The American Immigration Council does not endorse or oppose candidates for elected office. We aim to provide analysis regarding the implications of the election on the U.S. immigration system.

Want to take action on the Laken Riley Act? The House of Representatives passed the Laken Riley Act, H.R. 29. It will likely go to a vote in the Senate. Contact your senators and urge them to vote “No” on this anti-immigrant bill.

Who runs the U.S. immigration system?

If the Senate passes the Laken Riley Act this week, the answer might not be Congress or the president. The bill, already passed in the House, would hand state attorneys general, like Ken Paxton in Texas, veto power over large swaths of federal immigration policy.

Under a provision of the bill which has gotten little attention, federal courts in places like Texas and Louisiana could hear lawsuits seeking to impose sweeping bans on all visas from countries such as India and China. State officials could also seek court orders forcing the government to deport a specific individual without the signoff of an ICE officer.
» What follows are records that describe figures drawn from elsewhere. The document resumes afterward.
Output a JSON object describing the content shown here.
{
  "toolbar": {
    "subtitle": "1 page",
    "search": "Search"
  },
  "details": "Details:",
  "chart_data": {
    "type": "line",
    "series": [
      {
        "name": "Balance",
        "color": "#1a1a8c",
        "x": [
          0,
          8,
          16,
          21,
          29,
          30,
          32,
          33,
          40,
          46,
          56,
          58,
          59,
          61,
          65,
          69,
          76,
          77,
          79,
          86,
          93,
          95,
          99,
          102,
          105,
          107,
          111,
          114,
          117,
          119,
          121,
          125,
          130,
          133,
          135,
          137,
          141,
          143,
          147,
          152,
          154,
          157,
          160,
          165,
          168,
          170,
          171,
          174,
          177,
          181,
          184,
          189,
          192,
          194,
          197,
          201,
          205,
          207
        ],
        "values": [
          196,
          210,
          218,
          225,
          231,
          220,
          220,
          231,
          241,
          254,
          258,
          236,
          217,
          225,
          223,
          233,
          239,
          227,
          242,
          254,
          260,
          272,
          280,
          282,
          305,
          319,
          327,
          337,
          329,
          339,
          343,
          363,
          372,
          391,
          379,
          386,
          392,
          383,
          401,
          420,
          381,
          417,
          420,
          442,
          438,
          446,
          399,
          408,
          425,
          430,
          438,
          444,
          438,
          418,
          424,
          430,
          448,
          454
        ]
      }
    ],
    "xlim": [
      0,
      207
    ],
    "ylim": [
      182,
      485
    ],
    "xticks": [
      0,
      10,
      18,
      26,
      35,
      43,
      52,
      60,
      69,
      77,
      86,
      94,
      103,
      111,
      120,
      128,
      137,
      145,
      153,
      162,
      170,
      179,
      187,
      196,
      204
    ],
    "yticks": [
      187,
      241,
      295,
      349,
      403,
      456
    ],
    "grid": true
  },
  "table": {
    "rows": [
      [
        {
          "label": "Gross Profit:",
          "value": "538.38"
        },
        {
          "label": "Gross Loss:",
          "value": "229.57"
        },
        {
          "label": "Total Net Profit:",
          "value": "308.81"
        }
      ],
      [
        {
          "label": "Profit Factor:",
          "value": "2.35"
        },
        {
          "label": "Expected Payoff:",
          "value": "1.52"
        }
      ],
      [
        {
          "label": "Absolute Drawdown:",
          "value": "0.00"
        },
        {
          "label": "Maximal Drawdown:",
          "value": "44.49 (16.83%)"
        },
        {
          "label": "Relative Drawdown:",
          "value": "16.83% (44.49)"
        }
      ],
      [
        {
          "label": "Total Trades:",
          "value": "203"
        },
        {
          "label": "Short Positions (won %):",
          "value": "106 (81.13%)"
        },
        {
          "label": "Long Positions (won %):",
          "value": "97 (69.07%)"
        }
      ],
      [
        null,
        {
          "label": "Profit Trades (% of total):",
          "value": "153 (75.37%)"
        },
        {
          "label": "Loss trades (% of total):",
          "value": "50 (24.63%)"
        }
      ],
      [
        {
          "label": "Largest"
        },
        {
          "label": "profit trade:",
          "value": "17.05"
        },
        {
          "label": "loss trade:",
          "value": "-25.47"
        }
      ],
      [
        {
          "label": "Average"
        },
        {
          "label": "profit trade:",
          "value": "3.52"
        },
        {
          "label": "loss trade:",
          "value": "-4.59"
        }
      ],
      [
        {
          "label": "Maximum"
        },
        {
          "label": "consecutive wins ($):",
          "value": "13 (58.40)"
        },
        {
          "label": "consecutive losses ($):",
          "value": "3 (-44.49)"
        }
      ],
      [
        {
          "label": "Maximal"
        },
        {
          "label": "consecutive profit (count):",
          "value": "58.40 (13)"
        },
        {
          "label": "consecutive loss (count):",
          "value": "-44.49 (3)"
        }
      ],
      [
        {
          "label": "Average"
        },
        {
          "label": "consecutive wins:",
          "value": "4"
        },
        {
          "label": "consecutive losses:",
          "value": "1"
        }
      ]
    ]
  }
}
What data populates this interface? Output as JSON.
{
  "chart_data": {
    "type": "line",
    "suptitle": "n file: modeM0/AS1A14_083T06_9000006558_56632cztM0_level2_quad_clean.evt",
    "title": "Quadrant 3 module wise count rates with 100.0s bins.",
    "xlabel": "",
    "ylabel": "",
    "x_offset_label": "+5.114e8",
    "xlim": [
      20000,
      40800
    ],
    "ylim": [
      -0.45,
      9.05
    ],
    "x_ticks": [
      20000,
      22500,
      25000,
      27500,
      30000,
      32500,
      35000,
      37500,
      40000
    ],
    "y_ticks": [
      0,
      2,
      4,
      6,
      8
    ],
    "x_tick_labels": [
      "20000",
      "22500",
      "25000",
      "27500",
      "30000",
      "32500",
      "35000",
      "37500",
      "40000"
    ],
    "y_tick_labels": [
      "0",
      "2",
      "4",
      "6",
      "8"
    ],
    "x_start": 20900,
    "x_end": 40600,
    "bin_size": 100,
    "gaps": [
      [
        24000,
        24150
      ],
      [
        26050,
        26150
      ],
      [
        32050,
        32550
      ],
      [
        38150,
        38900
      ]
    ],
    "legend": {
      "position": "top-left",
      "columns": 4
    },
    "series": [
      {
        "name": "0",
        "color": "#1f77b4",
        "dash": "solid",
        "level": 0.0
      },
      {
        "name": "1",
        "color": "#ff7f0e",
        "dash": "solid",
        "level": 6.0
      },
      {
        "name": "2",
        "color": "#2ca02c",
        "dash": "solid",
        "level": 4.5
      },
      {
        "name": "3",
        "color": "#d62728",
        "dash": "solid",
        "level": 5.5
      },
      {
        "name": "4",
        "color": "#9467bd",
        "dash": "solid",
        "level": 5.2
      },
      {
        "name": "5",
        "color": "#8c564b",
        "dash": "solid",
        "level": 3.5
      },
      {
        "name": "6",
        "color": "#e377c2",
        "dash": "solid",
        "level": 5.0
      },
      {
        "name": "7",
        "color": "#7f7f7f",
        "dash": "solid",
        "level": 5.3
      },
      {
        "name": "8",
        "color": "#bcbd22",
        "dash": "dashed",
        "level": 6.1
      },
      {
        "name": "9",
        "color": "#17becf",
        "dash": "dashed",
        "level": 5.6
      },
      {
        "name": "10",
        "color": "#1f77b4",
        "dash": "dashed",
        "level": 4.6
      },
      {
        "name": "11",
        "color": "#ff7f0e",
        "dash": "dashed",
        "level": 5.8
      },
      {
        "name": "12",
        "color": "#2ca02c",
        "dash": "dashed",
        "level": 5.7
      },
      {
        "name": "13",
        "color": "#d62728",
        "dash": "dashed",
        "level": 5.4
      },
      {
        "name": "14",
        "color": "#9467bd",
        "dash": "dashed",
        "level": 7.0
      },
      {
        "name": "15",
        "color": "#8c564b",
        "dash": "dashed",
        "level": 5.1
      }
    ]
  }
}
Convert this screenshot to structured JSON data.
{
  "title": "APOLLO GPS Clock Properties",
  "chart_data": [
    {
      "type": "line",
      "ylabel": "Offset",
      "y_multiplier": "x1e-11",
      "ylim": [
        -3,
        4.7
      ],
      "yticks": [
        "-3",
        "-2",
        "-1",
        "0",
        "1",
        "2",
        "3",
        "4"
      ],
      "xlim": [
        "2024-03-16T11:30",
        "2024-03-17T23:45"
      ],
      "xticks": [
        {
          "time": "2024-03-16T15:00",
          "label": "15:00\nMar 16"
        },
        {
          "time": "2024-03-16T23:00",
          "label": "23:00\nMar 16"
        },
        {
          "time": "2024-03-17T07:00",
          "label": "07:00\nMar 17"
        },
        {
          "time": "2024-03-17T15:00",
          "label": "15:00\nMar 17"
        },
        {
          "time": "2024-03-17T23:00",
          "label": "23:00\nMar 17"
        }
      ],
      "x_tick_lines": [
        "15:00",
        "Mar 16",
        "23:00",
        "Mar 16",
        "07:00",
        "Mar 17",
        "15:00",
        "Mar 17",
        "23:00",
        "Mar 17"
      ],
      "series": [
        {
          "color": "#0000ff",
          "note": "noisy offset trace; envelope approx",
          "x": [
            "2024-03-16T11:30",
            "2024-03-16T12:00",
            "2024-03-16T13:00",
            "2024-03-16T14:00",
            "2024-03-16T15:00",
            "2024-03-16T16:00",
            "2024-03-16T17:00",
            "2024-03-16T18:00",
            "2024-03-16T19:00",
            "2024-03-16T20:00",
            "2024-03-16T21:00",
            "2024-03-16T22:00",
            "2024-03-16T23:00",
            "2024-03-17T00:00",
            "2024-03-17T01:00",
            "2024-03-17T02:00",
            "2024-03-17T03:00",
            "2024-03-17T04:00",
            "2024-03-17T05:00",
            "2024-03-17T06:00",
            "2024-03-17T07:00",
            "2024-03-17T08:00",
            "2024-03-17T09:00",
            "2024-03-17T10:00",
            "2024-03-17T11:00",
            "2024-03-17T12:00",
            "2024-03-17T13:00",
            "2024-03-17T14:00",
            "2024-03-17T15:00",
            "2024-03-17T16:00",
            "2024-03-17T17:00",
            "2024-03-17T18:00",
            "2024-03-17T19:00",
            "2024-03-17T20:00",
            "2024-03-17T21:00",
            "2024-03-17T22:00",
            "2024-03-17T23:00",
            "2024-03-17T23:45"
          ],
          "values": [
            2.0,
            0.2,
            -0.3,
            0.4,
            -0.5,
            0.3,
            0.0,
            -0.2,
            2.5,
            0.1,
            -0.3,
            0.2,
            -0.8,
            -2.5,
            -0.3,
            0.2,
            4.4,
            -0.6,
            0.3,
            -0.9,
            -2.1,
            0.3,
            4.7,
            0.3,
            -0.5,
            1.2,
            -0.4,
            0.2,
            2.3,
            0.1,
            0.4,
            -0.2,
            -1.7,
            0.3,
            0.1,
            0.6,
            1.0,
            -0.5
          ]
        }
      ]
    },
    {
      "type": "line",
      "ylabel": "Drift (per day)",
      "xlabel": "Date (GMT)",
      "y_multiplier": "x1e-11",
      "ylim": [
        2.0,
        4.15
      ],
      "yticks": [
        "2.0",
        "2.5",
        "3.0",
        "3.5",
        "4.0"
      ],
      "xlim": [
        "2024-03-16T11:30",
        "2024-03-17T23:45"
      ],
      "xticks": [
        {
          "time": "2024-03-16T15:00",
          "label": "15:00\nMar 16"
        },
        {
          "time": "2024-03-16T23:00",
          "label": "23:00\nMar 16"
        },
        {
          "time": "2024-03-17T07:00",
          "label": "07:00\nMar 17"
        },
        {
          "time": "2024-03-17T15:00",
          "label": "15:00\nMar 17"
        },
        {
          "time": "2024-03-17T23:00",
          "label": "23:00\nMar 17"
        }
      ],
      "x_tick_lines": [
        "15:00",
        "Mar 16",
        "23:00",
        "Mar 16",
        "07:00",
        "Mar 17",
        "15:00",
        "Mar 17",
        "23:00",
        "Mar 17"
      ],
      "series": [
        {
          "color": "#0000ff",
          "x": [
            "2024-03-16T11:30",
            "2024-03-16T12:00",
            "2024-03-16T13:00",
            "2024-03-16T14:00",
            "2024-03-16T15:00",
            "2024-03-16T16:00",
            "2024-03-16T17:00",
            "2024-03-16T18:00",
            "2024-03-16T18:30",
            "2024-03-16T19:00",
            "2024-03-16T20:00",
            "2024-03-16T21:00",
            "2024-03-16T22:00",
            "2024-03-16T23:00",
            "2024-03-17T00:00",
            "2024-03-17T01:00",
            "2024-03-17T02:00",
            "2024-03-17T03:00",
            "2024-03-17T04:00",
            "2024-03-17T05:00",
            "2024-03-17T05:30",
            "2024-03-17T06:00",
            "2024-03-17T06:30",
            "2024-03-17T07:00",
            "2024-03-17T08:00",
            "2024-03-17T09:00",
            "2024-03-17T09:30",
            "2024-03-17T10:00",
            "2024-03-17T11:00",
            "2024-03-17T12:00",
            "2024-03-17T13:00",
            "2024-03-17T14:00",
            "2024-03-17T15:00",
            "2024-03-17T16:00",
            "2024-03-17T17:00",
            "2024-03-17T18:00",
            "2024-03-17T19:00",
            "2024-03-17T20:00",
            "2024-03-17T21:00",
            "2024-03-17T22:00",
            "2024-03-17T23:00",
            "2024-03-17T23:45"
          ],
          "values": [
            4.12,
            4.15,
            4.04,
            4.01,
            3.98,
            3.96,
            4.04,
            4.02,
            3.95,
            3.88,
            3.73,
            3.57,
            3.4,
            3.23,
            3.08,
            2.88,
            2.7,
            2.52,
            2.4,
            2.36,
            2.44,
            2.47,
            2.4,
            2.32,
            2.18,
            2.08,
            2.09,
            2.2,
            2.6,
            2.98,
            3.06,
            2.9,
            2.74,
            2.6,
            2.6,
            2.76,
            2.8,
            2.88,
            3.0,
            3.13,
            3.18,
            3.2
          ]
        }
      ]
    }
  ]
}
Currently, immigration authority is managed at the federal level. Giving states a veto power over thousands of decisions made every day by federal law enforcement officers and leaders will complicate immigration issues in every community and threaten to set off international incidents which could hurt U.S. interests around the globe.

The bill is named after Laken Riley, a nursing student who was murdered in February 2024 by Jose Ibarra, a migrant from Venezuela who crossed the border in September 2022. Seizing on Ibarra’s very atypical immigration record (crimes committed across multiple states while evading ICE arrest) to paint all migrants as criminals and the Biden administration as responsible, the GOP introduced the Laken Riley Act soon afterwards.